Hay una voluntad de narrar algo que es del orden de la experiencia pero en algún momento terminan ganando la partida las propias leyes internas del relato o los intereses que van surgiendo ahí adentro. Yo les suelto la rienda bastante a mis relatos, a veces lo llamo deriva pero me parece que es más rienda suelta que otra cosa. No es una deriva que termina en cualquier lado, el circuito está más o menos previsto.

–Mariana Eva Pérez hace poco se lamentó de que su novela fuera tomada ligeramente. ¿Tuviste alguna preocupación similar, de que se hiciera una lectura superficial de tu novela?

–Es difícil hacer una lectura superficial porque pasan cosas medio tremendas en el libro. El personaje las toma con cierta liviandad pero tampoco tanta, de hecho se toma bastante en serio lo que le va pasando. Es una novela que es liviana en su enunciación, en la deriva que tiene, pero después es medio difícil de procesar. Yo pensaba que era mucho más liviana de lo que en realidad es, y después me llegaban devoluciones de gente que no la pudo terminar o le dio asco, cosas que yo no me esperaba ni por asomo que sucedieran, porque para mí son juegos posibles con todos estos tópicos que son muy familiares.

Pero claro, a cualquiera que se encuentra con estos temas por primera vez le parece inconcebible que alguien buscando a su hermano desaparecido se encuentre siendo su amante sin saberlo. Por otro lado, sin embargo, es un melodrama re pavote. Yo cuando lo escribía estaba en esa línea, mirá qué melodrama pelotudo que estoy escribiendo. Pero en realidad como tiene todo el peso de la historia que hay de fondo, que es la historia con mayúsculas, donde hay un montón de familiares buscando a sus nietos desaparecidos, en carne viva directamente, se pone inconcebible.

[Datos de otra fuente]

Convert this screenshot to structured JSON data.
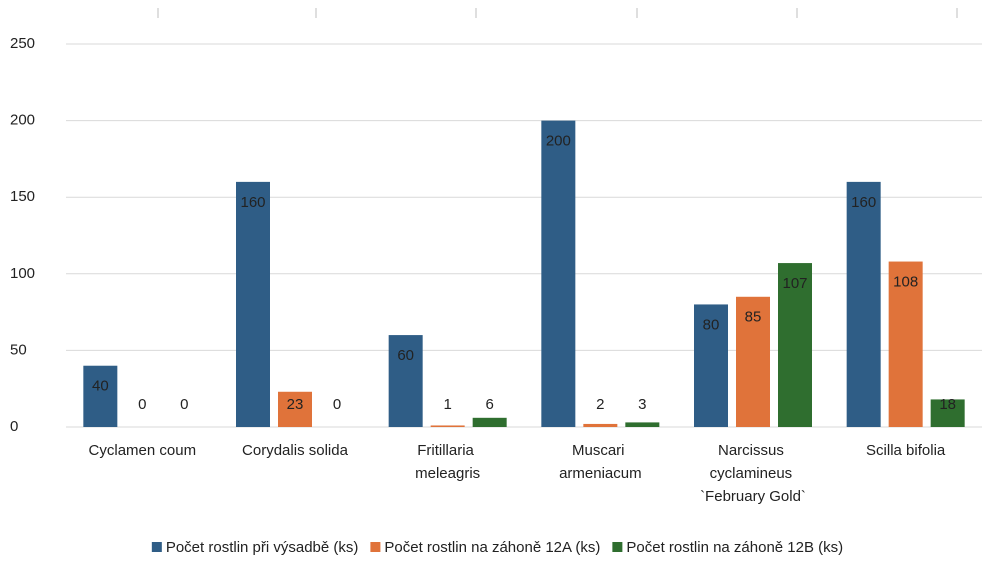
{
  "chart_data": {
    "type": "bar",
    "categories": [
      "Cyclamen coum",
      "Corydalis solida",
      "Fritillaria meleagris",
      "Muscari armeniacum",
      "Narcissus cyclamineus `February Gold`",
      "Scilla bifolia"
    ],
    "series": [
      {
        "name": "Počet rostlin při výsadbě (ks)",
        "color": "#2f5d86",
        "values": [
          40,
          160,
          60,
          200,
          80,
          160
        ]
      },
      {
        "name": "Počet rostlin na záhoně 12A (ks)",
        "color": "#e0733a",
        "values": [
          0,
          23,
          1,
          2,
          85,
          108
        ]
      },
      {
        "name": "Počet rostlin na záhoně 12B (ks)",
        "color": "#2f6e2f",
        "values": [
          0,
          0,
          6,
          3,
          107,
          18
        ]
      }
    ],
    "ylim": [
      0,
      250
    ],
    "yticks": [
      0,
      50,
      100,
      150,
      200,
      250
    ],
    "grid": true,
    "legend": "bottom"
  }
}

Diario de una princesa montonera, de Mariana Eva Pérez

–La ficción se concibe a veces como algo ligero, pero también toma sus cartas en esa historia real de búsqueda de los familiares en el sentido de que, al faltar pruebas, se termina imponiendo la ficción y todo lo que uno se puede imaginar se vuelve pesado.

–Claro, la novela jugaba en ese rango. Habida cuenta de que no se puede saber, puede pasar cualquier cosa. No es solamente estar compartiendo una sombrilla con un ex represor en la playa cuando te fuiste de vacaciones, que son cosas que suceden. Lo que no es tan familiar son otro tipo de experiencias, como por ejemplo estar cogiendo con tu hermano y por ahí no sabés. Pero si uno va a los testimonios en los juicios se puede encontrar con cosas así, todo eso forma parte de los efectos de la dictadura, cosas que han sucedido por no saber. Entonces por ese lado me parece que el melodrama venía bien, al no tener el personaje una identidad fija o tan fija como la que supone haber tenido padres que le dijeran quién era, como si eso fuera posible. La novela juega también un poco con esa idea falsa de pensar que si uno tiene padre o madre ya está todo bien.

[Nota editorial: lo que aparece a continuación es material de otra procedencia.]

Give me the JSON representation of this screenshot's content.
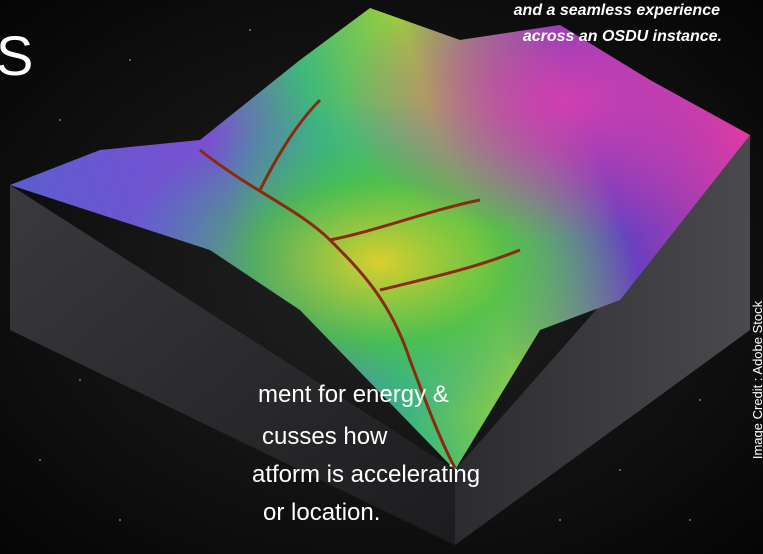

Julio Premat, un crítico que me interesa mucho, dice que la novela funciona a pesar de los desaparecidos, porque todos nos reconocemos un poco huérfanos en la medida que hay un montón de cosas que no sabemos de nuestros padres. Nuestra identidad es muy difícil de fijar y manejar, conforme pasan los años nos damos cuenta de que vamos cambiando y que es ridículo sostener una identidad fija. Ahí es donde la novela deja de ser sobre el temita, como dice Mariana Eva Pérez, y pasa a ser un relato que usa el melodrama, usa la historia, y un montón de materiales y formas para hacer una novela.

–Ahí es donde encontrás la ficción finalmente, tanto para narrar la historia particular sobre el pasado o cualquier otro tipo de historia...

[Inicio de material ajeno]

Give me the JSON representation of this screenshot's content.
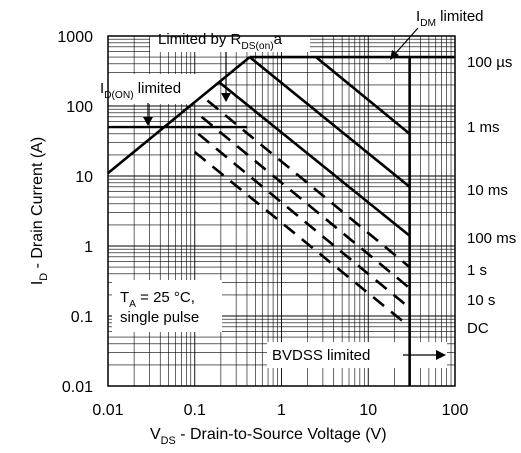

–Claro, lo que tiene es que tensiona cosas que están en polos muy distantes, tira de puntas muy lejanas como el mundo trans, los desaparecidos, el melodrama, y es una novela de búsqueda y de identidad dentro de todo eso. Si uno se pone a buscar su identidad siendo hijo de desaparecidos hace otro camino. En la vida real pasa cualquier cosa, pero en un relato literario no puede pasar cualquier cosa. Y acá lo que pasa es eso, va al borde de lo inverosímil, pero termina siendo verosímil porque es todo inverosímil en un punto. El verosímil entonces es eso, hacer convivir todos esos elementos en ese conjunto de inverosimilitudes como si fuera una novela bizarra, pero al mismo tiempo no lo es, porque termina construyendo una búsqueda de identidad.